Kinetics of glutamate (1 mM) induced Cyto c release from mitochondria into cytosol in primary cortical cells. Primary cortical cells isolated from 19 day old fetal rat brains were cultured for 7 days and then treated with 1 mM glutamate for the indicated times. Mitochondrial and cytosol fractions were isolated as described in "Methods". Protein levels of Cyto c in mitochondria and cytosol were determined by Western Blot analysis as described under Figure 6. Actin bands were also used to monitor the same blot to verify consistency of cytosolic protein loading. The content of Cyto c was measured by densitometric scanning of the film. The results are the mean (± SEM) of at least three experiments. *P < 0.05 compared with control.

Figure 16

Effects of 17β-E₂ and Δ⁸, 17β-E₂ on glutamate-induced Cyto c release into cytosol in primary cortical cells.
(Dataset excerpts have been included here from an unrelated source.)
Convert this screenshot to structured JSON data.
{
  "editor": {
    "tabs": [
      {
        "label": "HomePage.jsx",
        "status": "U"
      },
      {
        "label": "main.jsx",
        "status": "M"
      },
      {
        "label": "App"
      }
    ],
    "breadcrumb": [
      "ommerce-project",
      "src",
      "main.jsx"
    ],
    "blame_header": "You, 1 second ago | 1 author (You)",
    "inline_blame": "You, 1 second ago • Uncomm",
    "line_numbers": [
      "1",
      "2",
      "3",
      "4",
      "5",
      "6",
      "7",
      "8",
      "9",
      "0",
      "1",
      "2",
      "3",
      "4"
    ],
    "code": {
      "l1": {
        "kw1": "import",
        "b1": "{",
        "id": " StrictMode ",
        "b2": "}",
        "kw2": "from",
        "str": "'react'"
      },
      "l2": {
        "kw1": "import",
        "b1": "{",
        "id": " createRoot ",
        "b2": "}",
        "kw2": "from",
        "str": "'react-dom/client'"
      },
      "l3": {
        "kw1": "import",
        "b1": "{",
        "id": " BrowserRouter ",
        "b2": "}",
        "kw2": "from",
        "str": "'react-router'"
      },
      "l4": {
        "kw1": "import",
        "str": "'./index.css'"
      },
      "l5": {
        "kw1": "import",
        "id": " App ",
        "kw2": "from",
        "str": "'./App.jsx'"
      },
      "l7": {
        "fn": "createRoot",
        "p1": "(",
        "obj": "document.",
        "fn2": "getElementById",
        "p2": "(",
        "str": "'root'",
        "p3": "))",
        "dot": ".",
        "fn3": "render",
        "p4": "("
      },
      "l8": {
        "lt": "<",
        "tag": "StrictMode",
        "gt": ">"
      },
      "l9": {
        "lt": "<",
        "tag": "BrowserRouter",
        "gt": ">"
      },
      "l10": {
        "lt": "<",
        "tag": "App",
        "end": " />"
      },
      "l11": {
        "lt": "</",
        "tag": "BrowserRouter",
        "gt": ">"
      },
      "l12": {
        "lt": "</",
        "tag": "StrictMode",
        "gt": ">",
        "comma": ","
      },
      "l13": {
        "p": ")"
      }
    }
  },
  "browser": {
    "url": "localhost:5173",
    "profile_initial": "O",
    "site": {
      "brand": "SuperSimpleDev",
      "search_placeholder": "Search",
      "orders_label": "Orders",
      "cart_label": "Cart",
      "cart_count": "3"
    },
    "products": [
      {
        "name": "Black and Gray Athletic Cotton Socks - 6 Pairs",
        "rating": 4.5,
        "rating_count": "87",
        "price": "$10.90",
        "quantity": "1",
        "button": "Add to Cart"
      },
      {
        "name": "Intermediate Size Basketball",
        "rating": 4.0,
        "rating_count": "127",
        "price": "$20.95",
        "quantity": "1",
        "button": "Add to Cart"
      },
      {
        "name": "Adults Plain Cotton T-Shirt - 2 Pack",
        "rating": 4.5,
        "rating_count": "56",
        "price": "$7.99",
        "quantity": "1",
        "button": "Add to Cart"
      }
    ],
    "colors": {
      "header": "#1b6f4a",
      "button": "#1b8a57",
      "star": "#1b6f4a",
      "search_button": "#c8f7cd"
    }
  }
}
Primary cortical cells isolated from 19 day old fetal rat brains were cultured for 7 days and treated with 1 mM glutamate alone or in the presence of 17β-E₂ and Δ⁸, 17β-E₂. After 6 h, cells were collected and cytosol fraction was prepared as described under "Methods". Cytosolic protein levels of Cyto c were determined by Western blot analysis as described under Figure 6. Actin bands were used to monitor the same blot to verify consistency of protein loading. The content of Cyto c was measured by densitometric scanning of the film. The results are the mean (± SEM) of at least three experiments. a = P < 0.05 compared with control; b = P < 0.05 compared with glutamate treated cells.